Sin embargo, la farsa de la dictadura continúa –porque el humor negro de los atroces regímenes que han humillado al mundo árabe tiene un fuerte sabor de comedia. ¿Podría haber, por ejemplo, un símbolo más terrible de este mundo oscuro que esa joven siria de 19 años llevada a rastras esta semana a un tribunal especial de seguridad en su país –encadenada y vendada de los ojos, por Dios– para ser sentenciada por utilizar la Internet para revelar información que debió permanecer en secreto a una potencia extranjera? Su verdadero crimen fue pedir un papel en fraguar el futuro de su país y quejarse de que Obama debía hacer más por los palestinos. Vestida de pantalones y gorro de lana –las prisiones en Siria no tienen calefacción central–, recibió una sentencia a cinco años.

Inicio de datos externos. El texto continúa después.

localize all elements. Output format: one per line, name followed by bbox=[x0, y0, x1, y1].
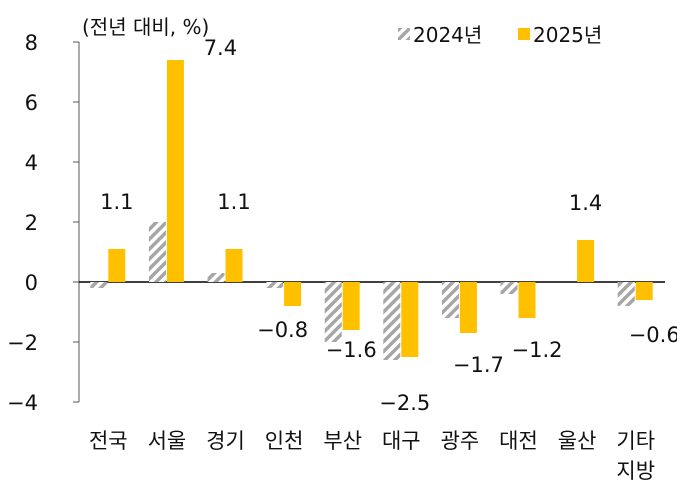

Obama, por supuesto, guardó un silencio ratonero, igual que cuando la policía egipcia robó unos autos de la embajada estadunidense en El Cairo y los usó para atropellar manifestantes en las calles. Sólo cuando imágenes en video revelaron la identidad de los vehículos blindados reconoció la embajada que los habían robado de allí. No lo informó antes porque, sobra decirlo, no quería revelar que fueron los esbirros de Mubarak quienes se los llevaron.

De vuelta en el paraíso de Beirut –y sí, se acerca una tremenda e incendiaria batalla entre Hezbolá en el gobierno y la oposición democrática que ha gobernado Líbano desde el asesinato del ex primer ministro Rafiq Hariri, hace seis años–, tengo que decidirme sobre el marco para la fotografía de Zaghloul. Al final –como si ustedes no lo hubieran adivinado ya– le puse un marco dorado.